Было и грустно, и радостно на сердце. Грустно потому, что полюбил он казаков и сжился с ними, радостно потому, что возвращался в свой полк. Под штандартом его Игрунька клялся в верности Родине и полку.
Вечерело. Духовито пахло от степи, от яблоневых и сиреневых садов, и домики станицы, крытые где соломой, где железом, утопали в густой листве. Днем была гроза. Пролил дождь, и от дороги с прибитой черной пылью шел сладкий запах земли. Солдат-доброволец указал Игруньке хату, где помещался командир формируемого полка. Игрунька слез с Каракала, отдал его вестовому и по дощатому настилу, сгибаясь под ветвями сиреней, прошел к большому дому зажиточного казака. Толкнул дверь. Перед ним — галерея. В галерее — сундуки. Пестрый половик шел по крашенному охрой полу. Пахло мятой и укропом. Игрунька кашлянул. Никто не отозвался. Он прошел по коридору. Влево — дверь. Открыл ее и остановился. В комнате с двумя большими, в тюлевых занавесках, окнами — полумрак. У стены, где стояла высокая, со многими подушками, казачья постель, спиной к Игруньке, на коленях — несколько офицеров. Он всех узнал по затылкам. Ротмистры Бровцын и Дубровин, поручик де Роберти, корнет Павлов по прозванию «Муха», корнет Бобровский, прапорщик Яшвиль и… Котик Ожогин. Никто не оглянулся. Офицеры продолжали стоять на коленях у постели. На постели был бережно разостлан и, как показалось Игруньке, беспомощно лежал на красном пуховом одеяле полковой штандарт. Все встали.

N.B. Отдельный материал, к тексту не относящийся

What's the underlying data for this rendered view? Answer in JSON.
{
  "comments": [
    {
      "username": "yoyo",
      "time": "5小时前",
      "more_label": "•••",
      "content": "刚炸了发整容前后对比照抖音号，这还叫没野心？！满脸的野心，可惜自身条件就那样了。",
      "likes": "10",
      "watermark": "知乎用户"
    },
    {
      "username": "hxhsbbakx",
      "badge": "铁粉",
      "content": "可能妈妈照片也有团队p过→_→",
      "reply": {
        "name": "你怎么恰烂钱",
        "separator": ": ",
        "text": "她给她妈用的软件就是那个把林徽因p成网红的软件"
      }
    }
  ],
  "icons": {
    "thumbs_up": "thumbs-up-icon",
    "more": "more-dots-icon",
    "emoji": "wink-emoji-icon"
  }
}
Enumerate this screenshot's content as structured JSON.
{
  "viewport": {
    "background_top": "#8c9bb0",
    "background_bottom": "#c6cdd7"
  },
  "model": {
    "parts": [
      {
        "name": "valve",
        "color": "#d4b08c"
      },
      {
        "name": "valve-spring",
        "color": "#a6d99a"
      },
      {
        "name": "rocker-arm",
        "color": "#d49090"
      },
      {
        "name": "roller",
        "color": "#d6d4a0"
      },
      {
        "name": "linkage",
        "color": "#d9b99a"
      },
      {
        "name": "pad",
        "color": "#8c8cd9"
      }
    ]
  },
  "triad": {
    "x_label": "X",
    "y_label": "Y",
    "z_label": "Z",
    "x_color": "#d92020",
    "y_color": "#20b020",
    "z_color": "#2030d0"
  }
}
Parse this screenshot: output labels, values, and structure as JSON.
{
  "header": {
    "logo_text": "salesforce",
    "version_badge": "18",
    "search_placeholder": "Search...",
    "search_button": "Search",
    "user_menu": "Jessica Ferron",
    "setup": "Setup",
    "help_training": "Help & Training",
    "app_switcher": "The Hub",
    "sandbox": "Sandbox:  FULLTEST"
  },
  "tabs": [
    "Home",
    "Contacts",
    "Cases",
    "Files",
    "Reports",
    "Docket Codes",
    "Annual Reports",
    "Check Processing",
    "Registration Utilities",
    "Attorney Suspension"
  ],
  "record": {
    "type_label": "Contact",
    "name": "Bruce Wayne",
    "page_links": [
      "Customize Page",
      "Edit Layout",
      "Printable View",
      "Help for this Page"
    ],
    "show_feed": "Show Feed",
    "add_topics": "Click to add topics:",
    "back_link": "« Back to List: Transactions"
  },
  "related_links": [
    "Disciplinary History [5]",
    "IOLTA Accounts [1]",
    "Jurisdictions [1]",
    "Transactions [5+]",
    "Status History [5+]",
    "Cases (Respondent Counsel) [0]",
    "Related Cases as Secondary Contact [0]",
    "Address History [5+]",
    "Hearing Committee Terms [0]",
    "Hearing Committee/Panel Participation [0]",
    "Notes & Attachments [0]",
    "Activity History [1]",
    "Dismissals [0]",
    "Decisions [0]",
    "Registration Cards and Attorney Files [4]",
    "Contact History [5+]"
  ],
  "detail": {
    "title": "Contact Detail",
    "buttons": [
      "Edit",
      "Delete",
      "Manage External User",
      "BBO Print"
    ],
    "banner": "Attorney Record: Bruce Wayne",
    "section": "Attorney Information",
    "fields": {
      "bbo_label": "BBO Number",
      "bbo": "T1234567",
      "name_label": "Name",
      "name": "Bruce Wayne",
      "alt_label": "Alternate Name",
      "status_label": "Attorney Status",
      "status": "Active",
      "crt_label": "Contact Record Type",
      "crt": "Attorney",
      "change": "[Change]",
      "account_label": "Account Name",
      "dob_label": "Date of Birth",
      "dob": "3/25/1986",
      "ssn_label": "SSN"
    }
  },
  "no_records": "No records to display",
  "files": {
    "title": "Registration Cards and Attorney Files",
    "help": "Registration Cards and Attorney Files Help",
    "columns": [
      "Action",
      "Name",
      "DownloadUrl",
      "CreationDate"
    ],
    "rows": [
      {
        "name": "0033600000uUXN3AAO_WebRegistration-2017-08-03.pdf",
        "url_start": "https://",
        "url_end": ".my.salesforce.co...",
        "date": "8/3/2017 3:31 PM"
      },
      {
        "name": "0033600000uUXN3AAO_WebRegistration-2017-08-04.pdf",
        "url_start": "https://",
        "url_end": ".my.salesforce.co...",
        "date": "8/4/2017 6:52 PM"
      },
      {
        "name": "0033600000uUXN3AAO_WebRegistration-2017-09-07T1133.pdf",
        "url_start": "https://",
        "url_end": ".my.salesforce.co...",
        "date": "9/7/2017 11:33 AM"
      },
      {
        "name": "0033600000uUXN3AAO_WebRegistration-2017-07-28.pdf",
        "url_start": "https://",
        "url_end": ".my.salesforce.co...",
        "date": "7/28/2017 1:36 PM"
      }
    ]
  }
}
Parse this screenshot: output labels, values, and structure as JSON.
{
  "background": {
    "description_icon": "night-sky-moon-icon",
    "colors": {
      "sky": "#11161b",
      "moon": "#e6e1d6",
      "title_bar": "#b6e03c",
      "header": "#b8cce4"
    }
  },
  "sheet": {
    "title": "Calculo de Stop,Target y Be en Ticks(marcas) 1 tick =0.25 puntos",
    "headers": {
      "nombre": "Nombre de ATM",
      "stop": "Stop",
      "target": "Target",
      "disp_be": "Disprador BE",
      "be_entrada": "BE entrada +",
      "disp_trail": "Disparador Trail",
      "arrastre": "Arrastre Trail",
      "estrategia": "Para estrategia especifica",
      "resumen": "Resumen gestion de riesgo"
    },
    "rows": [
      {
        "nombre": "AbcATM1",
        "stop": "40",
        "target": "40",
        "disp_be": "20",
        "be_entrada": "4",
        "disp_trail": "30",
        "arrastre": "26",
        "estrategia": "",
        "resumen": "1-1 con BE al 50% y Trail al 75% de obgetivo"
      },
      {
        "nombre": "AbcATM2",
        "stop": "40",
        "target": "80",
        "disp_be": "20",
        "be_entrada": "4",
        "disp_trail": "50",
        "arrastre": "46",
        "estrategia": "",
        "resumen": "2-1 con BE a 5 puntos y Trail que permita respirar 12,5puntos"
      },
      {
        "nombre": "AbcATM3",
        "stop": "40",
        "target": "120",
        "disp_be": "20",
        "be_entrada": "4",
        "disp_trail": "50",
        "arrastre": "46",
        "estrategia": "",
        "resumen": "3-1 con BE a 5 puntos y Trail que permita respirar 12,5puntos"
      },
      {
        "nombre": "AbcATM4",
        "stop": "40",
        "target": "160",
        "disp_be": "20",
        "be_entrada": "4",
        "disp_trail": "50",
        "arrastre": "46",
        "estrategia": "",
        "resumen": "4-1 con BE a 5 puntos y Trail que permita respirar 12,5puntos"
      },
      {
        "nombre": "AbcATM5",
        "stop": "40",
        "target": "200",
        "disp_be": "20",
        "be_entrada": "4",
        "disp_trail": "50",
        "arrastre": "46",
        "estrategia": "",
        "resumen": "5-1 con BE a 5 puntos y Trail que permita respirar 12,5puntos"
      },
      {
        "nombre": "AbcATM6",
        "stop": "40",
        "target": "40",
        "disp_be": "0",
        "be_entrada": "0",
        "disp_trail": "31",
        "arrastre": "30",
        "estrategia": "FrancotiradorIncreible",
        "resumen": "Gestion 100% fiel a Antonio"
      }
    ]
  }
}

Старший, ротмистр Бровцын, обернулся к офицерам. Игрунька увидел темное, худое лицо со шрамом через щеку, и на нем светлые, куда-то вдаль смотрящие глаза. И, когда Бровцын перевел эти глаза на Игруньку, Игрунька прочел в них такую муку, такое страшное страдание и такую напряженную волю, что невольно потупился.
— Этот штандарт, господа, — хриплым, задушенным голосом, не привыкшим тихо говорить, сказал Бровцын, — был впереди нашего полка, когда чернобыльские гусары торжественно въезжали в Париж…
Он помолчал. Слов не было. Не мастер он был говорить,
— В Париж… — повторил он. — Теперь мы должны дожить до того великого дня, когда, осененные этим нашим священным стягом, мы войдем в святую, родную Москву… Москву, захваченную хамом!.. Это, господа, — Ужасно… Поклянемся, господа, не изменять заветам дедов и отцов, поклянемся верой и правдой служить Господу Богу, Царю и Родине и не покидать нашего боевого георгиевского штандарта.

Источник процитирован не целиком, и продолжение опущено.